As part of the 2013 legislation, the Joint Legislative Audit and Review Committee (JLARC) was directed to review the tax preferences and report to the Legislature every five years beginning December 1, 2019. JLARC must specifically assess changes in aerospace industry employment in Washington in comparison with other states and internationally.
Summary of Bill:
Certain wage standards must be met to claim the preferential B&O tax rate for the manufacturing, wholesaling, or retailing of commercial airplanes or components, or the tooling used in the manufacture. The wage standard must also be met to claim the aerospace product development expenditure B&O tax credit.

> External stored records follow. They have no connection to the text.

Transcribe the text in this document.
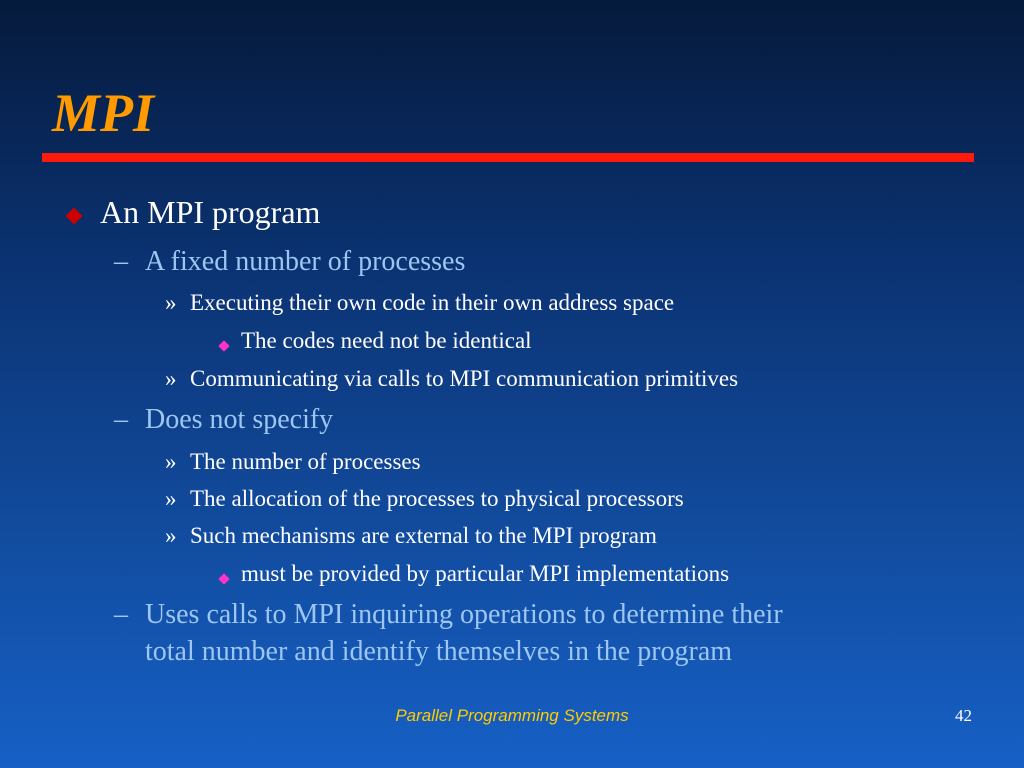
MPI
An MPI program
– A fixed number of processes
» Executing their own code in their own address space
The codes need not be identical
» Communicating via calls to MPI communication primitives
– Does not specify
» The number of processes
» The allocation of the processes to physical processors
» Such mechanisms are external to the MPI program
must be provided by particular MPI implementations
– Uses calls to MPI inquiring operations to determine their
total number and identify themselves in the program
Parallel Programming Systems	42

The qualifying wage standard is based on the state median wage for a one-earner family as reported in the American Community Survey published by the United States Census Bureau. For 2013, that amount is $52,389. The DOR, in collaboration with the Employment Security Department (ESD), must calculate the fraction of employees for each business who earned at least the qualifying wage standard for the 12 month period ending on September 30. Only employees for whom wage data was reported to the ESD for at least 36 months are included. To be eligible for the preference, all of the employees must earn at least the wage standard. For taxes due and payable in 2016, the wage standard is 80 percent of the state median wage. For 2017, the wage standard is 90 percent of the state median wage, and in 2018 and later, the wage standard is 100 percent of the state median wage.

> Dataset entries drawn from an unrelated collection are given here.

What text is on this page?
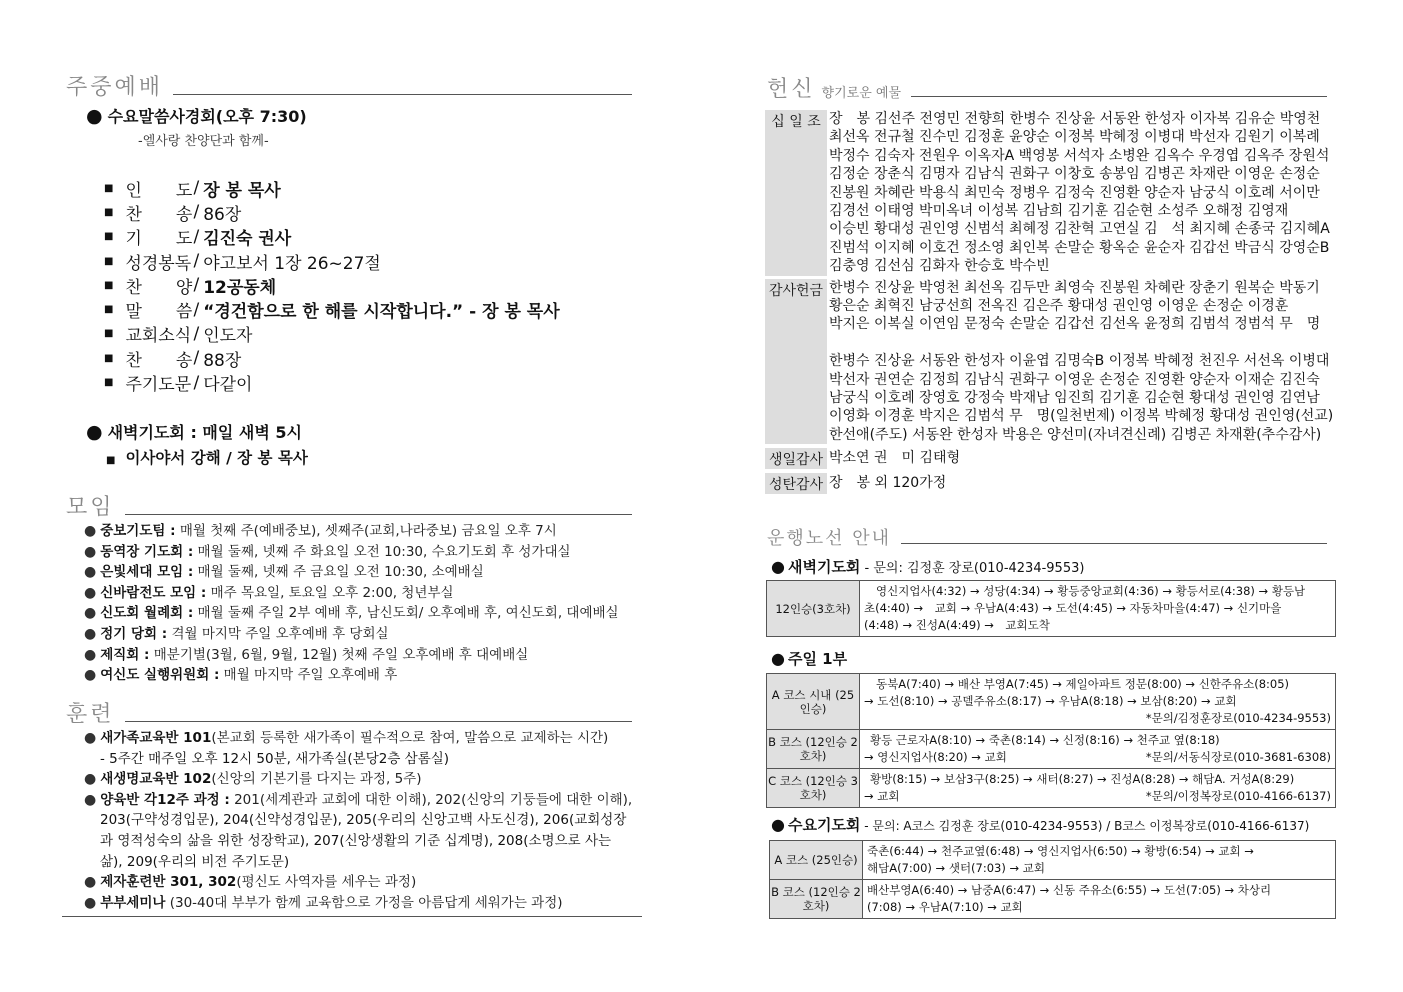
주중예배
● 수요말씀사경회(오후 7:30)
-엘사랑 찬양단과 함께-
■ 인　　도 / 장 봉 목사
■ 찬　　송 / 86장
■ 기　　도 / 김진숙 권사
■ 성경봉독 / 야고보서 1장 26~27절
■ 찬　　양 / 12공동체
■ 말　　씀 / “경건함으로 한 해를 시작합니다.” - 장 봉 목사
■ 교회소식 / 인도자
■ 찬　　송 / 88장
■ 주기도문 / 다같이
● 새벽기도회 : 매일 새벽 5시
■ 이사야서 강해 / 장 봉 목사
모임
● 중보기도팀 : 매월 첫째 주(예배중보), 셋째주(교회,나라중보) 금요일 오후 7시
● 동역장 기도회 : 매월 둘째, 넷째 주 화요일 오전 10:30, 수요기도회 후 성가대실
● 은빛세대 모임 : 매월 둘째, 넷째 주 금요일 오전 10:30, 소예배실
● 신바람전도 모임 : 매주 목요일, 토요일 오후 2:00, 청년부실
● 신도회 월례회 : 매월 둘째 주일 2부 예배 후, 남신도회/ 오후예배 후, 여신도회, 대예배실
● 정기 당회 : 격월 마지막 주일 오후예배 후 당회실
● 제직회 : 매분기별(3월, 6월, 9월, 12월) 첫째 주일 오후예배 후 대예배실
● 여신도 실행위원회 : 매월 마지막 주일 오후예배 후
훈련
● 새가족교육반 101(본교회 등록한 새가족이 필수적으로 참여, 말씀으로 교제하는 시간)
- 5주간 매주일 오후 12시 50분, 새가족실(본당2층 삼롬실)
● 새생명교육반 102(신앙의 기본기를 다지는 과정, 5주)
● 양육반 각12주 과정 : 201(세계관과 교회에 대한 이해), 202(신앙의 기둥들에 대한 이해),
203(구약성경입문), 204(신약성경입문), 205(우리의 신앙고백 사도신경), 206(교회성장
과 영적성숙의 삶을 위한 성장학교), 207(신앙생활의 기준 십계명), 208(소명으로 사는
삶), 209(우리의 비전 주기도문)
● 제자훈련반 301, 302(평신도 사역자를 세우는 과정)
● 부부세미나 (30-40대 부부가 함께 교육함으로 가정을 아름답게 세워가는 과정)
헌신 향기로운 예물
십 일 조 장　봉 김선주 전영민 전향희 한병수 진상윤 서동완 한성자 이자복 김유순 박영천
최선옥 전규철 진수민 김정훈 윤양순 이정복 박혜정 이병대 박선자 김원기 이복례
박정수 김숙자 전원우 이옥자A 백영봉 서석자 소병완 김옥수 우경엽 김옥주 장원석
김정순 장춘식 김명자 김남식 권화구 이창호 송봉임 김병곤 차재란 이영운 손정순
진봉원 차혜란 박용식 최민숙 정병우 김정숙 진영환 양순자 남궁식 이호례 서이만
김경선 이태영 박미옥녀 이성복 김남희 김기훈 김순현 소성주 오해정 김영재
이승빈 황대성 권인영 신범석 최혜정 김찬혁 고연실 김　석 최지혜 손종국 김지혜A
진범석 이지혜 이호건 정소영 최인복 손말순 황옥순 윤순자 김갑선 박금식 강영순B
김충영 김선심 김화자 한승호 박수빈
감사헌금 한병수 진상윤 박영천 최선옥 김두만 최영숙 진봉원 차혜란 장춘기 원복순 박동기
황은순 최혁진 남궁선희 전옥진 김은주 황대성 권인영 이영운 손정순 이경훈
박지은 이복실 이연임 문정숙 손말순 김갑선 김선옥 윤정희 김범석 정범석 무　명
한병수 진상윤 서동완 한성자 이윤엽 김명숙B 이정복 박혜정 천진우 서선옥 이병대
박선자 권연순 김정희 김남식 권화구 이영운 손정순 진영환 양순자 이재순 김진숙
남궁식 이호례 장영호 강정숙 박재남 임진희 김기훈 김순현 황대성 권인영 김연남
이영화 이경훈 박지은 김범석 무　명(일천번제) 이정복 박혜정 황대성 권인영(선교)
한선애(주도) 서동완 한성자 박용은 양선미(자녀견신례) 김병곤 차재환(추수감사)
생일감사 박소연 권　미 김태형
성탄감사 장　봉 외 120가정
운행노선 안내
● 새벽기도회 - 문의: 김정훈 장로(010-4234-9553)
12인승(3호차)
영신지업사(4:32) → 성당(4:34) → 황등중앙교회(4:36) → 황등서로(4:38) → 황등남
초(4:40) →　교회 → 우남A(4:43) → 도선(4:45) → 자동차마을(4:47) → 신기마을
(4:48) → 진성A(4:49) →　교회도착
● 주일 1부
A 코스 시내 (25인승)
동북A(7:40) → 배산 부영A(7:45) → 제일아파트 정문(8:00) → 신한주유소(8:05)
→ 도선(8:10) → 공델주유소(8:17) → 우남A(8:18) → 보삼(8:20) → 교회
*문의/김정훈장로(010-4234-9553)
B 코스 (12인승 2호차)
황등 근로자A(8:10) → 죽촌(8:14) → 신정(8:16) → 천주교 옆(8:18)
→ 영신지업사(8:20) → 교회	*문의/서동식장로(010-3681-6308)
C 코스 (12인승 3호차)
황방(8:15) → 보삼3구(8:25) → 새터(8:27) → 진성A(8:28) → 해담A. 거성A(8:29)
→ 교회	*문의/이정복장로(010-4166-6137)
● 수요기도회 - 문의: A코스 김정훈 장로(010-4234-9553) / B코스 이정복장로(010-4166-6137)
A 코스 (25인승)
죽촌(6:44) → 천주교옆(6:48) → 영신지업사(6:50) → 황방(6:54) → 교회 →
해담A(7:00) → 샛터(7:03) → 교회
B 코스 (12인승 2호차)
배산부영A(6:40) → 남중A(6:47) → 신동 주유소(6:55) → 도선(7:05) → 차상리
(7:08) → 우남A(7:10) → 교회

The DOR must determine whether a taxpayer is eligible for the preferential rate and notify affected businesses, to the extent possible, by January 1 of each year. Taxpayers disallowed from claiming the preference may claim the preference in subsequent years if the wage standard requirement is met. Wage data is not subject to certain confidentiality provisions.
The wage standard applies beginning with taxes due in calendar year 2016.
The reporting requirement is changed to delete the aerospace specific provision that employment, wage, and benefits information may be reported for the manufacturing site. The report must provide information for employment positions in Washington.
Increases in State General fund revenue collections resulting from the provisions must be used for state services that aid low-income individuals.
As part of its review, JLARC must also assess growth in high-wage employment, as defined by an annual or hourly wage equal or greater than the state median wage.
Fiscal Note: Requested.
Effective Date: The bill takes effect 90 days after adjournment of the session in which the bill is passed.